Amena Ashkar, the granddaughter and great granddaughter of other Nakba survivors, who has known no other home than refugee camps. Amena is here with Mariam, now 86 years old and respectfully known as Umm Akram (mother of Akram), has spent the last 68 years in crowded, makeshift refugee camps in Lebanon. She has raised three generations in the same camps, all waiting to return to their home in Palestine. She has lived through five Israeli invasions of Lebanon, as well as the 1976 Tel al-Zaatar camp massacre that killed more than 2000 of the refugees there.
On May 14, 1948, as Zionist leader David Ben Gurion was proclaiming a Jewish state in Palestine, his heavily armed troops seized the ancient Palestinian Arab town of al-Zeeb and drove out most of the inhabitants. 18-year-old Mariam Fathallah was one of them.

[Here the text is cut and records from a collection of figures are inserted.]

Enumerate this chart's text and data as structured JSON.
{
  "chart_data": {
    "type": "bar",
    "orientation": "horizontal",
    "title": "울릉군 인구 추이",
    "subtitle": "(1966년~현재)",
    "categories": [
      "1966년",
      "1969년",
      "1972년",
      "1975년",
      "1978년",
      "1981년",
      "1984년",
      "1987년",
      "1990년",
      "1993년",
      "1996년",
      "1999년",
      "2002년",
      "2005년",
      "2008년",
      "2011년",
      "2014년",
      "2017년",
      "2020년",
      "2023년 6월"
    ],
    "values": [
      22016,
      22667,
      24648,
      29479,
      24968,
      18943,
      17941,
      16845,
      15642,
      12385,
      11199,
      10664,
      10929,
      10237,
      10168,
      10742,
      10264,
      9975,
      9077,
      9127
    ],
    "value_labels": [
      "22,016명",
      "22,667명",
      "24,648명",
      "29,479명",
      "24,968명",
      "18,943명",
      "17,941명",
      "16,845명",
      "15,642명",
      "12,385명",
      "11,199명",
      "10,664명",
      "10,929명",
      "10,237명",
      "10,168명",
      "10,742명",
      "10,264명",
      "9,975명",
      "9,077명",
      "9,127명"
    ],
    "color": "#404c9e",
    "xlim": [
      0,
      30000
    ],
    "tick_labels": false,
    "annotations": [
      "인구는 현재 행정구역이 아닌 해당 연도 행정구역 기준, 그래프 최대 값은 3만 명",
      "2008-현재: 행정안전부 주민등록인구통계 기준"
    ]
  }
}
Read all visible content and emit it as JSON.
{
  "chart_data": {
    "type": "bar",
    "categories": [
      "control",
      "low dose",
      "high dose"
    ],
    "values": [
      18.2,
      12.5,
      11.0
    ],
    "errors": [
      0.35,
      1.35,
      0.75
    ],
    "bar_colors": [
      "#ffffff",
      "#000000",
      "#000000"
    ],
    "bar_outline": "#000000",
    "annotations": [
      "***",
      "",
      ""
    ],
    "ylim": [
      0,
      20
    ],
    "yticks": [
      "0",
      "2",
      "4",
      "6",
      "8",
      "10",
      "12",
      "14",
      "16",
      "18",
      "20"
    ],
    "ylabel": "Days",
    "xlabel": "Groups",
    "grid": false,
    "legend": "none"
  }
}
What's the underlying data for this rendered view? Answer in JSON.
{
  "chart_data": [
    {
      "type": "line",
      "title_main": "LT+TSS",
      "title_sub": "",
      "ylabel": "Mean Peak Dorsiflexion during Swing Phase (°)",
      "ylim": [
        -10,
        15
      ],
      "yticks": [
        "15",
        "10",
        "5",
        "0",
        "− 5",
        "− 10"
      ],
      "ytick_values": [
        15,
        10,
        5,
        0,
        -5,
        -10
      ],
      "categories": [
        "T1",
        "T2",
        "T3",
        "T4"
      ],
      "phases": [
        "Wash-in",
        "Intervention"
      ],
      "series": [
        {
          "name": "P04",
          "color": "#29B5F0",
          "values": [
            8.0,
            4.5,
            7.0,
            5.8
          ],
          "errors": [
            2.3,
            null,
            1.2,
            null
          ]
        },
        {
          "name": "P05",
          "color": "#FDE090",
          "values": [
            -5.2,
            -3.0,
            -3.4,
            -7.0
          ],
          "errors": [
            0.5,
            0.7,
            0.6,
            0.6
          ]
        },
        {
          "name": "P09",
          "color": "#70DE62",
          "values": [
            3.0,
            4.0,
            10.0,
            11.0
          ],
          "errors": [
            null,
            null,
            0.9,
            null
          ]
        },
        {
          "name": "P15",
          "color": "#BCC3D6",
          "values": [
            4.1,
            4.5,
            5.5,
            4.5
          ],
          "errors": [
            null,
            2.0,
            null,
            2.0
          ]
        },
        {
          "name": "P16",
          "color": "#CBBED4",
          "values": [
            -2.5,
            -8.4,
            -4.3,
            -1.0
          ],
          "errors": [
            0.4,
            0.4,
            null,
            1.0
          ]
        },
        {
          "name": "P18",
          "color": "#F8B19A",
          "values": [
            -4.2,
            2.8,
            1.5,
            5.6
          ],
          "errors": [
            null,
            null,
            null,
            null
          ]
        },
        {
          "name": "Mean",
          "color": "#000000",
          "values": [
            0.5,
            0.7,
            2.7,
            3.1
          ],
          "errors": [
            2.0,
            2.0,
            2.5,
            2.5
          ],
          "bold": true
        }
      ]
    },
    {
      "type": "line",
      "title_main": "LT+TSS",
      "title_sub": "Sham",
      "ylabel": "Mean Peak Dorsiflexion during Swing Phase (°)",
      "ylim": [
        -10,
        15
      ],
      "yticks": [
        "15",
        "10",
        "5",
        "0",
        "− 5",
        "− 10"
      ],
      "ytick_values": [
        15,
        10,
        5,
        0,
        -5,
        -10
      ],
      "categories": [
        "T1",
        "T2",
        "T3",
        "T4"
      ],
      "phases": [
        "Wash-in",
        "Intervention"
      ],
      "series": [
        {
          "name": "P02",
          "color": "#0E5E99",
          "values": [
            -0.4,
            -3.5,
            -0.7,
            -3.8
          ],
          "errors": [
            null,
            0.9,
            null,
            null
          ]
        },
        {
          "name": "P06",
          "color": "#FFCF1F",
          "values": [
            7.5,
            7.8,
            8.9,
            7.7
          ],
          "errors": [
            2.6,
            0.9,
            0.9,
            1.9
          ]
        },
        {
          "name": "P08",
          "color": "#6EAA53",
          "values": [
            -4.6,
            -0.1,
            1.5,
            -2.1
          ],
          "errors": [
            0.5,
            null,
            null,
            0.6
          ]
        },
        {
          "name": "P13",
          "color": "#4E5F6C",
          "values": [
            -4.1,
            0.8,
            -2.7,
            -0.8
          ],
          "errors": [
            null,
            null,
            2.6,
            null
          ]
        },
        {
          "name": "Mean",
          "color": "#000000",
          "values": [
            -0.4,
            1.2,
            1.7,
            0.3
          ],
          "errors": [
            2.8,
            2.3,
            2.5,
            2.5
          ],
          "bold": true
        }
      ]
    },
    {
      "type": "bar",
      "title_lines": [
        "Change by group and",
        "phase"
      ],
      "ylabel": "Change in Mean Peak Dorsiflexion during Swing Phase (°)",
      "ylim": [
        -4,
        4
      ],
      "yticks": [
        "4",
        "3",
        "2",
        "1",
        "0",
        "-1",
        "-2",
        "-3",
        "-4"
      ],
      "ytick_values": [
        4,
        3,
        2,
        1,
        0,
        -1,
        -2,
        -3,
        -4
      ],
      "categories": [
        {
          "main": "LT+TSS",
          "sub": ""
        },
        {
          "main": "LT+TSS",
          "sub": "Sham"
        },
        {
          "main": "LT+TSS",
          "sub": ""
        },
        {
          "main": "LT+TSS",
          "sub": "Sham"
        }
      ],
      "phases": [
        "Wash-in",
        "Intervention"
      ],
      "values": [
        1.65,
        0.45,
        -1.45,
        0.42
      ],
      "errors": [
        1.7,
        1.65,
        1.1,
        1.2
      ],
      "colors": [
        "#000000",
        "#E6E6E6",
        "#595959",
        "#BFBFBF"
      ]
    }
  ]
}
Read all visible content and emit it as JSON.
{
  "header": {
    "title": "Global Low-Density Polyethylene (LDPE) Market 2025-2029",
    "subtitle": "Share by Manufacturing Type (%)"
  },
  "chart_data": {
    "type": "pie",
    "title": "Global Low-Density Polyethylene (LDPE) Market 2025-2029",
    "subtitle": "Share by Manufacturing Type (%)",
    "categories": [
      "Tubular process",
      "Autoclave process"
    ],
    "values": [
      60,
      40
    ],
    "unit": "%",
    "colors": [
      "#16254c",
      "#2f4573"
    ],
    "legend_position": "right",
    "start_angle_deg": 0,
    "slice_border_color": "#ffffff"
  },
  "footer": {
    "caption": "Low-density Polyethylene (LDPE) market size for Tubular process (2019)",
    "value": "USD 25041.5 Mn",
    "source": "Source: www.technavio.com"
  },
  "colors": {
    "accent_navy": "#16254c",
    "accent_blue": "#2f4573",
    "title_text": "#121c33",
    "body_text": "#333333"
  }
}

She and her young husband Mohammed Atayah and their families were forced to flee to Lebanon, along with most of the town. By the end of the year, the 4,000 year old community had been leveled to the ground. More than half the Arab Palestinians in Palestine were killed or expelled and more than half of the cities, towns and villages of Palestine were made to disappear, a crime that Palestinians call al-Nakba (the Catastrophe).
Amena and Umm Akram have a different message from other Palestinians. They are among six million Palestinians not living in Palestine – more than those who are. They are citizens of no government at all, not even the Palestinian Authority. They are not living under Israeli occupation. Israel does not allow them to visit their homes, much less live there. Amena has never met an Israeli, and Umm Akram not since 1948. As exiles, they have a different perspective from Palestinians in Jerusalem, the West Bank, Gaza and the part of Palestine that became Israel.